Namanya Bonita. Ia cuma sepotong kepala yang diletakkan di atas meja. Jangan membayangkan potongan kepala yang berdarah-darah, sama sekali tidak sesadis itu.
Ngetiknya aja aku ngeri.
Bonita muncul setidaknya tiga kali di Pameran Pembangunan Jambi (PPJ), event rutin tahunan untuk memeriahkan HUT Republik Indonesia. Pameran berlangsung 10 hari sampai 2 pekan. Mirip pasar malam, tapi lebih meriah lagi karena diramaikan dengan aneka pertunjukan dan pameran oleh instansi pemerintah maupun swasta. PPJ merupakan bagian terindah dari masa kanak-kanakku.

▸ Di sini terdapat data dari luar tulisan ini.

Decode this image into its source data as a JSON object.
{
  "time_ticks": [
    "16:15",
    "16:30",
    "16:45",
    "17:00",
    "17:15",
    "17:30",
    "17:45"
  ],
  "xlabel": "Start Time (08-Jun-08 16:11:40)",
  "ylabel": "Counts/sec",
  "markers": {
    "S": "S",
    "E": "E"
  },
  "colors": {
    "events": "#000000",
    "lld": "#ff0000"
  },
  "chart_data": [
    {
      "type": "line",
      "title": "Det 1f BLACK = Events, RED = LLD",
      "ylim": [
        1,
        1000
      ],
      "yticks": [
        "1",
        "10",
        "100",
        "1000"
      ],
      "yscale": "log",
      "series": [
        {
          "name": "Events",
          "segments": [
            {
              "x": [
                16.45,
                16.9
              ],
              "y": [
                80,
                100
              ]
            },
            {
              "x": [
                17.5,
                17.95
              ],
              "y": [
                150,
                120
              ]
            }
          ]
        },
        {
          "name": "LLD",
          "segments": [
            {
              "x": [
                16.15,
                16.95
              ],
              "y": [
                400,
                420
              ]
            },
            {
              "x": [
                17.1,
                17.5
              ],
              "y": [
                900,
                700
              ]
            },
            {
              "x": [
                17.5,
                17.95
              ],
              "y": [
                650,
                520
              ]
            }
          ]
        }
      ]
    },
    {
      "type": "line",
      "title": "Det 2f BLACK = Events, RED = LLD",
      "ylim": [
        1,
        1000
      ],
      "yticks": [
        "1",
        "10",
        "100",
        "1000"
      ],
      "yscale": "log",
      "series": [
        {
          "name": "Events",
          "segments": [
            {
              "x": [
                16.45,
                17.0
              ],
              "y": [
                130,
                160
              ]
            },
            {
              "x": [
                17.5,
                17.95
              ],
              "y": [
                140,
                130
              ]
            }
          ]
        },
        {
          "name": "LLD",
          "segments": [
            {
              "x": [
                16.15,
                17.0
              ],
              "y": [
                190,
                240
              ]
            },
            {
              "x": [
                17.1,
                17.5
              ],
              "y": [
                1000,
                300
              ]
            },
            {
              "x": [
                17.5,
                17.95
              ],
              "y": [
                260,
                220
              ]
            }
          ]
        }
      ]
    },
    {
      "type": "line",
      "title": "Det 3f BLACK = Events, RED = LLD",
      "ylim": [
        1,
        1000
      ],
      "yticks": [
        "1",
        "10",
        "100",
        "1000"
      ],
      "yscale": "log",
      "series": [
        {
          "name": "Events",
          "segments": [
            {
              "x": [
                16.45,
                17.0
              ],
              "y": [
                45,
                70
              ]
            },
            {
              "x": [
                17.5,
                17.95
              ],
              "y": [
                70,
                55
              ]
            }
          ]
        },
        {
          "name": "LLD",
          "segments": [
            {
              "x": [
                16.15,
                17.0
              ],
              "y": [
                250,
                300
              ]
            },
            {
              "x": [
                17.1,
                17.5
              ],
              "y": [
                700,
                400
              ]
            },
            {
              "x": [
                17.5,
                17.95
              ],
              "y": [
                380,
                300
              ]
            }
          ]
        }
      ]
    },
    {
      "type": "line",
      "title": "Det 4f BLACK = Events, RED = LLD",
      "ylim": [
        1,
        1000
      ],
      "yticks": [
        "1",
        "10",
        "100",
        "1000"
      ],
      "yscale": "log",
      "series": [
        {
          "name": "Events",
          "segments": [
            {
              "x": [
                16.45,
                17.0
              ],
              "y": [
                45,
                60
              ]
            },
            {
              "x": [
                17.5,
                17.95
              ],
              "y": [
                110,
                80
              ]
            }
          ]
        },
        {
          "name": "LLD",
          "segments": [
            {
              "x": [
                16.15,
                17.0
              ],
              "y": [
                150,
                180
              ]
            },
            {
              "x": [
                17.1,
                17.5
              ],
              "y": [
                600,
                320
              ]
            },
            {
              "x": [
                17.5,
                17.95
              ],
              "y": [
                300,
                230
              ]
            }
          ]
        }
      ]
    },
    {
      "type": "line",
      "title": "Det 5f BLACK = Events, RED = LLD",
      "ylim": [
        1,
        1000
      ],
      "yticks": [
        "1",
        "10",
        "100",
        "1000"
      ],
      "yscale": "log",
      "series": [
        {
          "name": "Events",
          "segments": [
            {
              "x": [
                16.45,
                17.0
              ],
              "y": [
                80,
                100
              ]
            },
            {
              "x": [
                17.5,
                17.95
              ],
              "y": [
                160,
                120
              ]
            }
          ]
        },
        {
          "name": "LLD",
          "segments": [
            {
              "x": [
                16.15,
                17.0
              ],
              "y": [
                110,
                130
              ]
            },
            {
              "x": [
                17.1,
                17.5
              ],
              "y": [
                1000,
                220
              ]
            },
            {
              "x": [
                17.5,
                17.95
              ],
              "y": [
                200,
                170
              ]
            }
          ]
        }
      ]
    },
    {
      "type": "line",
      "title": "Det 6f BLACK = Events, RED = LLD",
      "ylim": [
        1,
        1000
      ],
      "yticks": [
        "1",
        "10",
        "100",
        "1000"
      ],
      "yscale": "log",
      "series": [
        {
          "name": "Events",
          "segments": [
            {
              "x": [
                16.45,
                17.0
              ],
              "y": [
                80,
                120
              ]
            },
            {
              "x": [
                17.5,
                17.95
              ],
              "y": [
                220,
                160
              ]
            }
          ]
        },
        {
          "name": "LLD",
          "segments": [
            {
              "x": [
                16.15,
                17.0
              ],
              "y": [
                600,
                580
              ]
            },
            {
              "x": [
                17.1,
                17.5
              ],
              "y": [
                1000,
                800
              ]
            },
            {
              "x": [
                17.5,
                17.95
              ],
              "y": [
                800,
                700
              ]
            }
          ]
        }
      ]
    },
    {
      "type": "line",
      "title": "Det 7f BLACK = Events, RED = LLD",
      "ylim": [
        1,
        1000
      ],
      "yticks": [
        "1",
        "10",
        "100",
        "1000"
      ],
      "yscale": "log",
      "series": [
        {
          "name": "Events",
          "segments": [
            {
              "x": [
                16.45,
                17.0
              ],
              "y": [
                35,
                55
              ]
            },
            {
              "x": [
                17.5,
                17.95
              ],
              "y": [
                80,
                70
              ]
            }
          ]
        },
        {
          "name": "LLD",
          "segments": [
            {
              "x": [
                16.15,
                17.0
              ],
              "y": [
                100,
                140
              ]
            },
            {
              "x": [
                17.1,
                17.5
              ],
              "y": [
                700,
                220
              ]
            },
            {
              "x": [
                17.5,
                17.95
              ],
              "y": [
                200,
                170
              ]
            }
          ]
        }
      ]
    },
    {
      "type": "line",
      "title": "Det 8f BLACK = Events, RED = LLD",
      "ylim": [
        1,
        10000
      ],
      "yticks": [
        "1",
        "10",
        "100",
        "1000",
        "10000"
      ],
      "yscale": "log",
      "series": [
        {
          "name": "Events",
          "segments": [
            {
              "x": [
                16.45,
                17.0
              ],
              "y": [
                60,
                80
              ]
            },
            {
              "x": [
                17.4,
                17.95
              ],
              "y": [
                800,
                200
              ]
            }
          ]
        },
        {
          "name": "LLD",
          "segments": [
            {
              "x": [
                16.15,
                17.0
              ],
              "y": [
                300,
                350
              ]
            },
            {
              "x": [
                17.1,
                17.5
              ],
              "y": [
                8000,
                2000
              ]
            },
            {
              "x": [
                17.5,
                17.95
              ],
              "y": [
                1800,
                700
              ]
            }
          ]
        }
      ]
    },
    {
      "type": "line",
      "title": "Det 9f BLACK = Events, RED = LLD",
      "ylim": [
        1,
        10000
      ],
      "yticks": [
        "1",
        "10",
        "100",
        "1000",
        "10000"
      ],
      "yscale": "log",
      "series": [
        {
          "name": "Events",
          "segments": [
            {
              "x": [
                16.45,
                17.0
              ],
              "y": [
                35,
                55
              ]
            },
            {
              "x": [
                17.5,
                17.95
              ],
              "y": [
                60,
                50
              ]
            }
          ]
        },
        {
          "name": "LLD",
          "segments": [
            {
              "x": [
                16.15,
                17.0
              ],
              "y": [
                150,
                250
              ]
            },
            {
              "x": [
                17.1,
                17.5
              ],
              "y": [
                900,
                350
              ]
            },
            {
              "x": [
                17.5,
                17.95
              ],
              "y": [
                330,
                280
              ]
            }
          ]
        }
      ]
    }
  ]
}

Untuk melihat Bonita, pengunjung harus membeli karcis terlebih dahulu. Setelah selembar karcis didapat, bersabarlah dengan antrean panjang memasuki ruang di mana Bonita berada.
Karcisnya tidak mahal, tapi aku lupa berapa tepatnya. Yang jelas masih terjangkau di uang jajanku, meski harus menabung beberapa hari dulu. Tapi aku gak punya pengalaman menabung, seingatku kalau mau ya tinggal minta.
Bukan karena kami orang kaya, tapi karena aku bungsu dari 7 bersaudara. Mamak Bapak jarang menolak permintaanku, kakak-kakak pun begitu. Tapi kebiasaan ini tidak akan kuturunkan ke anakku. Banyak efek negatifnya.